UNA tarde, hace muchos años, en el
obscuro silencio profundo de cualquier archivo parroquial de Ciudad Real, un
hombre chiquito, de lacia y descuidada barba, inteligente, modesto, lentamente
hojeaba libros rancios y tomaba notas. Era don Rafael Ramírez de Arellano.
Casualmente estaba yo por allí y, pronto, mi ignorancia de las cosas artísticas
en general, y, en particular de las de Ciudad Real, empezó a picotear en la
profusa y amena sapiencia de aquel hombre bueno.
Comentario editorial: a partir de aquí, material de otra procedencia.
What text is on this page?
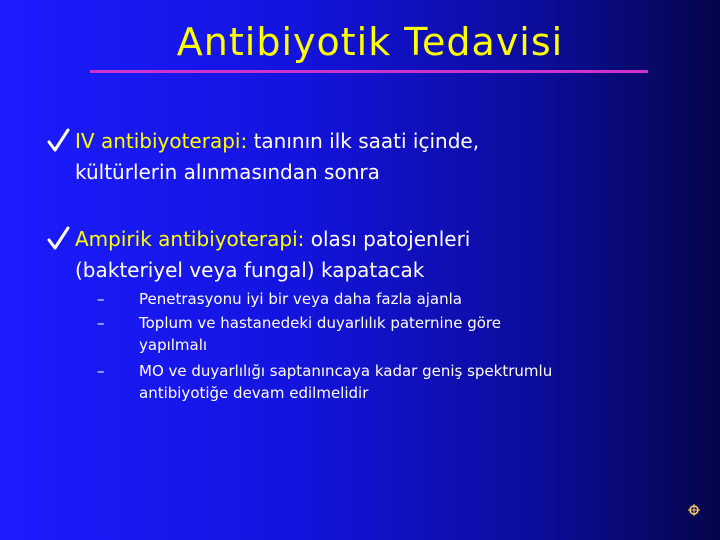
Antibiyotik Tedavisi
IV antibiyoterapi: tanının ilk saati içinde,
kültürlerin alınmasından sonra
Ampirik antibiyoterapi: olası patojenleri
(bakteriyel veya fungal) kapatacak
–	Penetrasyonu iyi bir veya daha fazla ajanla
–	Toplum ve hastanedeki duyarlılık paternine göre yapılmalı
–	MO ve duyarlılığı saptanıncaya kadar geniş spektrumlu antibiyotiğe devam edilmelidir
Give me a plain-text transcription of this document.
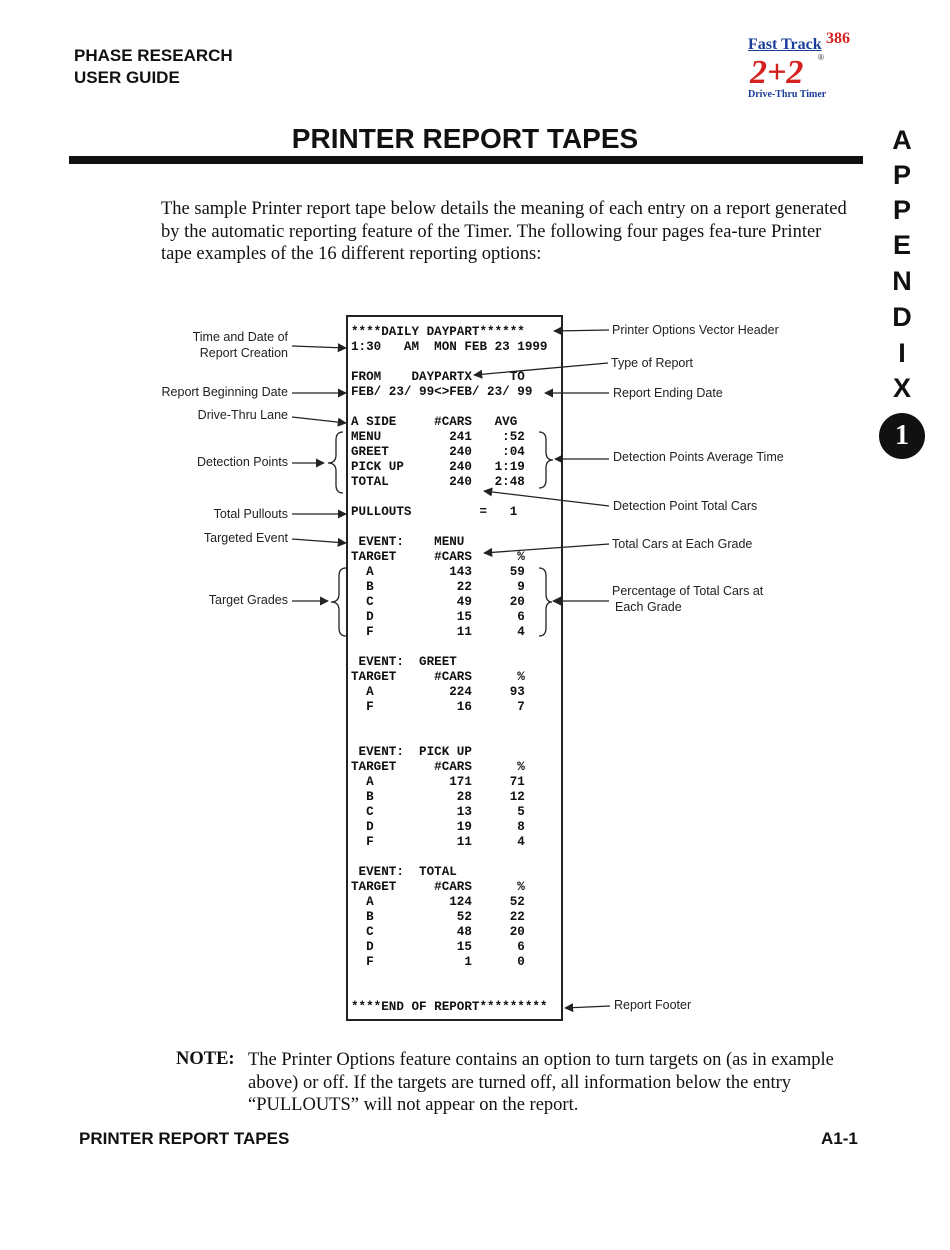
PHASE RESEARCH
USER GUIDE
Fast Track 386
2+2 ®
Drive-Thru Timer
PRINTER REPORT TAPES	A
P
P
E
N
D
I
X
1
The sample Printer report tape below details the meaning of each entry on a report generated by the automatic reporting feature of the Timer. The following four pages fea-ture Printer tape examples of the 16 different reporting options:
****DAILY DAYPART******
1:30   AM  MON FEB 23 1999
FROM    DAYPARTX     TO
FEB/ 23/ 99<>FEB/ 23/ 99
A SIDE     #CARS   AVG
MENU         241    :52
GREET        240    :04
PICK UP      240   1:19
TOTAL        240   2:48
PULLOUTS         =   1
EVENT:    MENU
TARGET     #CARS      %
A          143     59
B           22      9
C           49     20
D           15      6
F           11      4
EVENT:  GREET
TARGET     #CARS      %
A          224     93
F           16      7
EVENT:  PICK UP
TARGET     #CARS      %
A          171     71
B           28     12
C           13      5
D           19      8
F           11      4
EVENT:  TOTAL
TARGET     #CARS      %
A          124     52
B           52     22
C           48     20
D           15      6
F            1      0
****END OF REPORT*********
Time and Date of
Report Creation
Report Beginning Date
Drive-Thru Lane
Detection Points
Total Pullouts
Targeted Event
Target Grades
Printer Options Vector Header
Type of Report
Report Ending Date
Detection Points Average Time
Detection Point Total Cars
Total Cars at Each Grade
Percentage of Total Cars at
Each Grade
Report Footer
NOTE: The Printer Options feature contains an option to turn targets on (as in example above) or off. If the targets are turned off, all information below the entry “PULLOUTS” will not appear on the report.
PRINTER REPORT TAPES	A1-1
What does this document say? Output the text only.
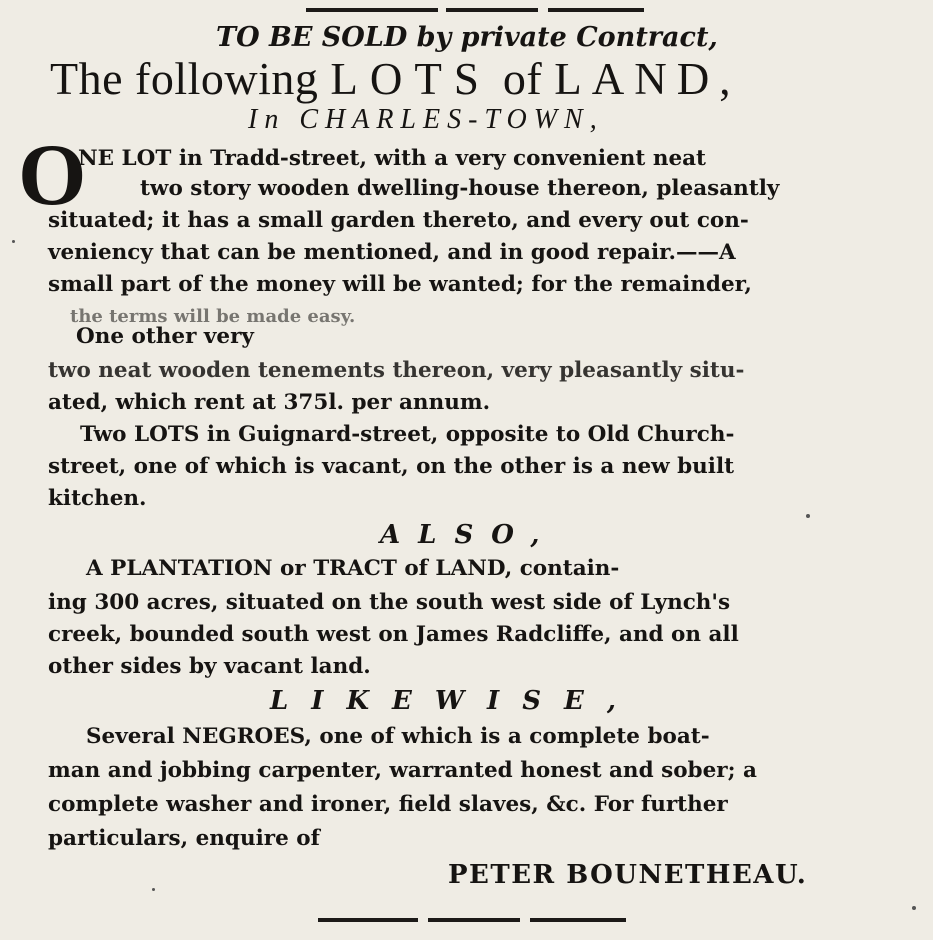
TO BE SOLD by private Contract,
The following LOTS of LAND,
In CHARLES-TOWN,
O
NE LOT in Tradd-street, with a very convenient neat
two story wooden dwelling-house thereon, pleasantly
situated; it has a small garden thereto, and every out con-
veniency that can be mentioned, and in good repair.——A
small part of the money will be wanted; for the remainder,
the terms will be made easy.
One other very
two neat wooden tenements thereon, very pleasantly situ-
ated, which rent at 375l. per annum.
Two LOTS in Guignard-street, opposite to Old Church-
street, one of which is vacant, on the other is a new built
kitchen.
ALSO,
A PLANTATION or TRACT of LAND, contain-
ing 300 acres, situated on the south west side of Lynch's
creek, bounded south west on James Radcliffe, and on all
other sides by vacant land.
LIKEWISE,
Several NEGROES, one of which is a complete boat-
man and jobbing carpenter, warranted honest and sober; a
complete washer and ironer, field slaves, &c. For further
particulars, enquire of
PETER BOUNETHEAU.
Fijose la conversación en el
artesonado de la Iglesia de Santiago, que tenía, para mí, la curiosidad
acuciante de lo desconocido.
Pocos días después, como consecuencia de aquella tarde de interesante charla, en la paz luminosa de la mañana del sábado de Gloria, mientras repicaban las campanas llevando su alegría a la plazuela, al barrio, y hasta al cielo, subía yo la áspera escalera de la torre parroquial de Santiago. Hacia su mitad había una puerta; tras ella, amplio, bello, suntuoso, estaba el artesonado como techo de una a modo de extraña y grande estancia, cuyo convexo suelo era el revés de la semicilíndrica bóveda, antiestética y liviana, de la nave central del templo que, siglos ha, viene ocultando la grata visión de la bien entramada y decorada armadura.
Sentado sobre uno de sus tirantes, solo, cuando a raudales entraba el sol radiante de esa mañana primaveral por una de las dos rejas hechas a la obra, leí allí, de las «Memorias Manchegas Históricas y Tradicionales» de Ramírez de A rellano, lo siguiente:
En la nave central, «a unos dos metros por encima de las bóvedas, se conserva, casi completo, un magnífico artesonado o armadura de lazo de a cuatro, del siglo XIV en su último tercio, que es una lástima no esté al descubierto para admiración de naturales y «forasteros». «Es el techo de madera en limpio, y ha tomado un hermoso color de caoba. Tiene un almizate central muy cuajado de lazo de a cuatro, como queda dicho, formando estrellas, y la labor de este almizate se corre por las descendidas en tres fajas, una central y otra en cada extremo. Los centros o fondos de esta labor, tanto en lo ornamentado como en las descendidas, están estofados, dorados y pintados con brillantes colores, en dibujos geométricos unos y de flores y hojas otros, y si bien esta parte pictórica, que es a la morisca, se halla bastante deteriorada, no es imposible su restauración. Los nueve pares de tirantes que sujetan el artesonado y se apoyan sobre caprichosos, variados y amplios canes, están también hermosamente decorados con pinturas a la morisca. El almarbate, o sea el friso, se compone de líneas de tabicones en los que alternan los escudos de armas de Santiago de Calatrava y el blasón de los Muñiz de Godoy, que es el que nos induce a deducir, con precisión, la época en que se construyó; es decir, que fue costeado por el gran Maestre don Pedro Muñiz de Godoy, en cuyo tiempo se supone aparecida y nosotros diremos que esculpida, la Virgen de la Blanca.» «Este techo se restauraría, para que pudiera verse, con muy poco dinero, pues sólo es necesario taparlas dos rajas del ancho de dos solivas de las descendidas, hecho al tiempo de las bóvedas para refrescar las maderas y librarlas de la polilla, y con esta restauración podría durar hasta que se pudiera acometer la de las pinturas, que es más costosa.»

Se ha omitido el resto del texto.